The enhancement of GLP-1 and PYY release from intestinal enteroendocrine cells, in response to gut microbiota produced SCFA, contributes to control of feeding behaviors via effects in the hypothalamus. Experiments performed in mice have shown that administration of SCFA exhibits a direct benefit with respect to the control of overall appetite and body weight. Despite the fact that there is, as yet, no conclusive evidence that similar results occur in humans, there is evidence that increasing colonic propionate reduces appetite in humans and contributes to the prevention of weight gain. Methods to increase SCFA production in human gut may very well prove a useful strategy for the non-pharmacologic prevention of obesity.
OR51E2, expressed in renal juxtaglomerular cells, is responsible for renin release in response to SCFA. This effect of gut bacteria-derived SCFA on renal function plays an important role in overall regulation of blood pressure.

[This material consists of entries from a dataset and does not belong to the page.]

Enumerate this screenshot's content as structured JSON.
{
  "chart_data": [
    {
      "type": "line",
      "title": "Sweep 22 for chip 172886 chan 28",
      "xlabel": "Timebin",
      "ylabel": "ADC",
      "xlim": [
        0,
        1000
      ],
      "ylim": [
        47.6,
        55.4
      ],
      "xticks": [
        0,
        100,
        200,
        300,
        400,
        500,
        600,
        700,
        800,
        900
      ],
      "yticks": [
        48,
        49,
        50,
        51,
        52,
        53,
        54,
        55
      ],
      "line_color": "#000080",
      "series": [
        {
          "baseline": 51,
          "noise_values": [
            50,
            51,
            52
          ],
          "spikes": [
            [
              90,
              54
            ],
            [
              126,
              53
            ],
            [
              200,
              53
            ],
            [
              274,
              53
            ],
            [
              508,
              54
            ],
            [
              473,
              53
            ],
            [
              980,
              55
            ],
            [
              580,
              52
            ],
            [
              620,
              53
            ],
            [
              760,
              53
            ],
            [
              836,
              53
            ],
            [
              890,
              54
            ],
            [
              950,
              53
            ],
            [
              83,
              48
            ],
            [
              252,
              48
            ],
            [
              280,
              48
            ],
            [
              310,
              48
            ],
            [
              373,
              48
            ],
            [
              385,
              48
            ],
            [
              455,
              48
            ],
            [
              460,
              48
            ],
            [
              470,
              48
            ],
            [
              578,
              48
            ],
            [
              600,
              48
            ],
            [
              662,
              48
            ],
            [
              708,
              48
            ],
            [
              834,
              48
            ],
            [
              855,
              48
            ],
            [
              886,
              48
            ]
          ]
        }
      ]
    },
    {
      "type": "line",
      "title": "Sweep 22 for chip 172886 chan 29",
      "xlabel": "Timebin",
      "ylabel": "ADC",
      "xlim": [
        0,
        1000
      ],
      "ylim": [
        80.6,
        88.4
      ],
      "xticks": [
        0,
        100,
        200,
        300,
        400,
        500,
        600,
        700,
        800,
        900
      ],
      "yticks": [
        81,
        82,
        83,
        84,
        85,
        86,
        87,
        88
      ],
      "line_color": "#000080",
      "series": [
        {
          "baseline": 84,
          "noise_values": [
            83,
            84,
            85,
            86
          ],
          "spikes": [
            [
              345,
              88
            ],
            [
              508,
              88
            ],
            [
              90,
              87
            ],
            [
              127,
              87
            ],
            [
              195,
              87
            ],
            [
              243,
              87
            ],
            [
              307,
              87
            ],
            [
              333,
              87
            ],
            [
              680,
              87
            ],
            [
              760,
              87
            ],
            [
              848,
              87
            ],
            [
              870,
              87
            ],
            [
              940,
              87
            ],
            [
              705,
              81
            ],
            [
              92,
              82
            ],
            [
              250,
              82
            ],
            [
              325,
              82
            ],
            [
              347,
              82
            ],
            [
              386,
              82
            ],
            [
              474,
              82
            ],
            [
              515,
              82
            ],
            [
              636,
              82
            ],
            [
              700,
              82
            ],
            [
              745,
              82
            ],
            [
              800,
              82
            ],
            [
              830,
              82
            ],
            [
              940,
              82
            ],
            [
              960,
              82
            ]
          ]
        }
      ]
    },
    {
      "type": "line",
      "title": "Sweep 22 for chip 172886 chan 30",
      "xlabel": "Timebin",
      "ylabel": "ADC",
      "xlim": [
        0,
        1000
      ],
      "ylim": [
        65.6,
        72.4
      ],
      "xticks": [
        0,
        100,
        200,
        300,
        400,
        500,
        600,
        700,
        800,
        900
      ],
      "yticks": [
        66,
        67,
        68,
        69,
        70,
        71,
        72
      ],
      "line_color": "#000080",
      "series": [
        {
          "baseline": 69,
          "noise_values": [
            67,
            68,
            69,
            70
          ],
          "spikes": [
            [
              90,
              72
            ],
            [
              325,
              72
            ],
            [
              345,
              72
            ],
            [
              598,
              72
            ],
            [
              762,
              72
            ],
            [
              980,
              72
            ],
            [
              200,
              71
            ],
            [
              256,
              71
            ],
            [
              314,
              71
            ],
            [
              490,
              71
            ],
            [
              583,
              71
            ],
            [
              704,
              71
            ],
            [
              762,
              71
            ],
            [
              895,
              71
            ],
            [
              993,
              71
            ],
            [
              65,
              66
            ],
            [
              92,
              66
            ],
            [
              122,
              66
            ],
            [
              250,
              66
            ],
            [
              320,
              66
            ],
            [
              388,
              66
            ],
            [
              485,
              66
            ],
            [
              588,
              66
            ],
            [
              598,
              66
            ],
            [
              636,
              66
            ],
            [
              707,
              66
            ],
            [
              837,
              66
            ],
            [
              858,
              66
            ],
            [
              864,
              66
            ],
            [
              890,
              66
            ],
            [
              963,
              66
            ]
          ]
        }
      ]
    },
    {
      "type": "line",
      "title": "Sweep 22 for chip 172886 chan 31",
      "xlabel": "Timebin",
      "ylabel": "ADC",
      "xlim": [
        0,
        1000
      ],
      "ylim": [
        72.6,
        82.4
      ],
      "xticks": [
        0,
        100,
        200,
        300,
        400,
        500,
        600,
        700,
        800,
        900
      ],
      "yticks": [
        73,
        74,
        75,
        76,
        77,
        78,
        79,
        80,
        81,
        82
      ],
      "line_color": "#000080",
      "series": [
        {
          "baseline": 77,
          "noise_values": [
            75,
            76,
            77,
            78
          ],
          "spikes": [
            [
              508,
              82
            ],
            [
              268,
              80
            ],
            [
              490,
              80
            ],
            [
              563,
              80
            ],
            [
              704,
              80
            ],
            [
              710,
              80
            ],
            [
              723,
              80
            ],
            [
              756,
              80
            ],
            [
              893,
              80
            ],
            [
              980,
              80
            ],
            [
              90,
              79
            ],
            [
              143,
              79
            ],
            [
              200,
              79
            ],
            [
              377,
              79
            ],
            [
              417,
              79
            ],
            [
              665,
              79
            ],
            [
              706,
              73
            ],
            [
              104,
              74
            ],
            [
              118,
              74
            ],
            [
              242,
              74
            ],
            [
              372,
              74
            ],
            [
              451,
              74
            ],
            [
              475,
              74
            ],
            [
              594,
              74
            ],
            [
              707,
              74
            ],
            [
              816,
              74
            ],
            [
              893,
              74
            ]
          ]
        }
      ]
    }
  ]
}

The primary bile acids, cholic acid (CA) and chenodeoxycholic acid (CDCA), are produced from cholesterol in the liver. These primary bile acids are conjugated to amino acids, primarily glycine or taurine, to facilitate their solubility. The liver then transports the bile acids into the bile canaliculi where they are transported for storage in the gallbladder. Upon their release into the small intestine they facilitate dietary fat digestion and absorption and fat-soluble vitamin absorption.
Bile acids are metabolized by gut microbiota releasing the amino acids which the bacteria utilize for energy production. The action of gut bacterial enzymes generates what are referred to as the secondary bile acids which includes, but is not limited to, deoxycholic acid (DCA), lithocholic acid (LCA), and ursodeoxycholic acid (UDCA). These gut microbiota-derived bile acid metabolites serve as signaling molecules that function as key regulators of systemic metabolism.
Bile acids and their metabolites bind to and activate nuclear receptors that includes the farnesoid X receptor (FXR), the vitamin D receptor (VDR), the pregnane X receptor (PXR), and the constitutive androstane receptor (CAR). Bile acids and metabolites also bind to and activate plasma membrane localized receptors of the GPCR family that includes G-protein coupled bile acid receptor 1 (GPBAR1). GPBAR1 was also identified as GPR131 and as TGR5 (Takeda G protein-coupled receptor 5).
Within the gut the activation of receptor signaling by bile acids results in increased synthesis and secretion of PYY, GLP-1, and fibroblast growth factor 19 (FGF19). The release of PYY and GLP-1 contribute to satiety effects elicited by the hypothalamus as well as to modulation of systemic energy expenditure. GLP-1 also activates the pancreas to increase the synthesis and release of insulin. Intestinal FGF19 enters the portal circulation where it activates hepatocyte FGF receptors resulting in reduced synthesis of bile acids. The activation of GPBAR1 in brown adipose tissue results in activation of uncoupling protein 1, UCP1 (thermogenin) leading to enhanced energy expenditure.